Sulla definizione della natura del termine la giurisprudenza sostiene che la mera locuzione “entro e non oltre” non sia di per sé sufficiente ad individuare un termine essenziale. La Cassazione a tal riguardo ha recentemente affermato che: “il termine per l’adempimento può essere ritenuto essenziale ai sensi e per gli effetti dell’art. 1457 c.c., solo quando risulti inequivocabilmente la volontà delle parti di ritenere perduta l’utilità economica del contratto con l’inutile decorso del termine medesimo; tale volontà non può desumersi solo dall’uso dell’'espressione “entro e non oltre”, quando non risulti dall’oggetto del negozio o da specifiche indicazioni delle parti che queste hanno inteso considerare perduta l’utilità prefissasi nel caso di conclusione del negozio stesso oltre la data considerata (cfr. in tal senso Cass. 17.3.2005, n. 5797; nella specie questa Corte ha confermato la sentenza con la quale i giudici di merito avevano ritenuto non essenziale il termine che nel contratto preliminare le parti, adoperando l’espressione “entro e non oltre”, avevano fissato per il rogito; altresì Cass. 6.12.2007, n. 25549; Cass. 26.4.1983, n. 2870)”.
L’essenzialità del termine, infatti, è connessa alla causa del contratto ed è correlata alle ragioni che hanno indotto le parti alla fissazione di quel termine, che, perché si attivi il meccanismo risolutivo, devono essere esplicitate nel preliminare.
In presenza di un termine essenziale, quindi, ove questo sia decorso senza che l’obbligazione sia stata adempiuta, il contratto preliminare sarà risolto di diritto, anche se il contraente adempiente non abbia intimato una diffida ad adempiere.
Ove, invece, il termine indicato nel preliminare non sia essenziale e questo sia scaduto senza il relativo adempimento, la parte adempiente potrà diffidare l’adempimento, realizzando gli effetti risolutivi collegati al mancato rispetto del termine individuato nella diffida, quest’ultimo avente natura essenziale.
Infatti: “in tema di contratti a prestazioni corrispettive, la diffida ad adempiere ha lo scopo di realizzare, pur in mancanza di una clausola risolutiva espressa, gli effetti che a detta clausola si ricollegano e, cioè, la rapida risoluzione del rapporto mediante la fissazione di un termine essenziale nell’interesse della parte adempiente, cui è rimessa la valutazione di farne valere la decorrenza (Cass.Sentenza n. 23315 del 8/11/2007)".

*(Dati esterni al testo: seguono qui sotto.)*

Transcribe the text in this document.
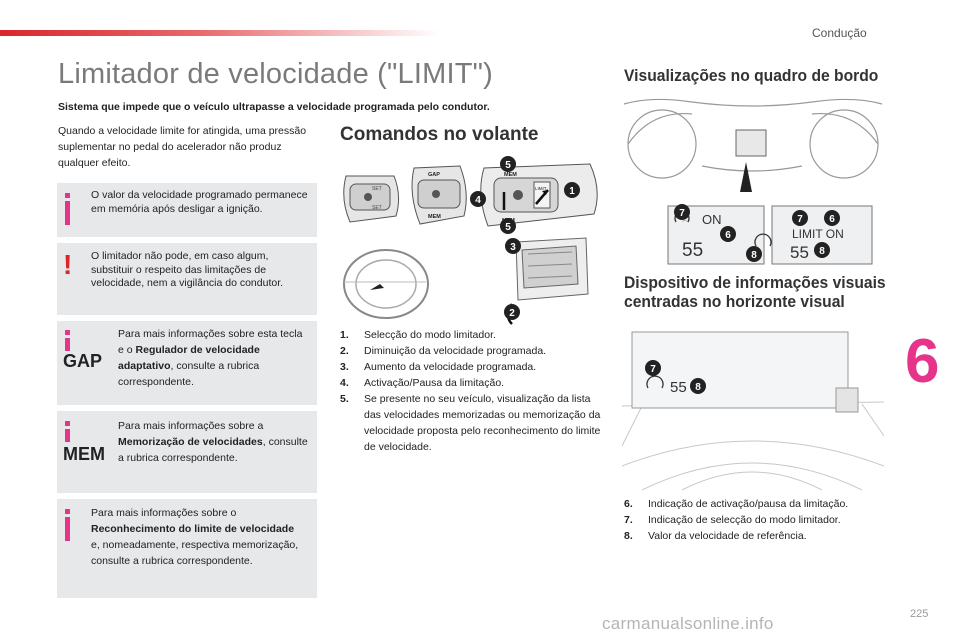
Condução
Limitador de velocidade ("LIMIT")
Sistema que impede que o veículo ultrapasse a velocidade programada pelo condutor.
Quando a velocidade limite for atingida, uma pressão suplementar no pedal do acelerador não produz qualquer efeito.
O valor da velocidade programado permanece em memória após desligar a ignição.
! O limitador não pode, em caso algum, substituir o respeito das limitações de velocidade, nem a vigilância do condutor.
GAP
Para mais informações sobre esta tecla e o Regulador de velocidade adaptativo, consulte a rubrica correspondente.
MEM
Para mais informações sobre a Memorização de velocidades, consulte a rubrica correspondente.
Para mais informações sobre o Reconhecimento do limite de velocidade e, nomeadamente, respectiva memorização, consulte a rubrica correspondente.
Comandos no volante
SET
SET
GAP
MEM
MEM
LIMIT 1
2
3
4
5
5
1. Selecção do modo limitador.
2. Diminuição da velocidade programada.
3. Aumento da velocidade programada.
4. Activação/Pausa da limitação.
5. Se presente no seu veículo, visualização da lista das velocidades memorizadas ou memorização da velocidade proposta pelo reconhecimento do limite de velocidade.
Visualizações no quadro de bordo
⌒ ON
55
LIMIT ON
55
7
6
8
7	6
8
Dispositivo de informações visuais centradas no horizonte visual
55
7
8
6. Indicação de activação/pausa da limitação.
7. Indicação de selecção do modo limitador.
8. Valor da velocidade de referência.
6
225
carmanualsonline.info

Per cui la diffida ad adempiere era un atto dovuto, considerato il perdurare del silenzio, della inerzia della venditrice. Il notaio che ora mi sta seguendo, mi aveva informata che se la venditrice diffidata non mi alienava il bene (all'epoca non si sapeva che il bene non fosse più disponibile) entro i termini indicati nella diffida stessa, era tenuta per legge a corrispondermi il doppio della caparra.
Io ritengo che il notaio abbia una grande responsabilità su quanto è accaduto, al punto che ho intenzione di presentare un esposto all'Ordine. Il notaio a cui ora mi sono affidata, non comprende le ragioni per cui il notaio P.D. abbia agito in questo modo. Però un dubbio mi resta, ed è il motivo per cui mi sono rivolta a questo forum. Non mi è chiaro se in questo caso il preliminare prevale sull'atto di compravendita, cioè vorrei meglio comprendere se il giudice ha potere di annullare l'atto di compravendita trasferendomi la proprietà del bene, considerato che il notaio che ha rogitato era a conoscenza dell'esistenza di un preliminare tuttora giuridicamente vincolante, anche se non registrato, nè trascritto.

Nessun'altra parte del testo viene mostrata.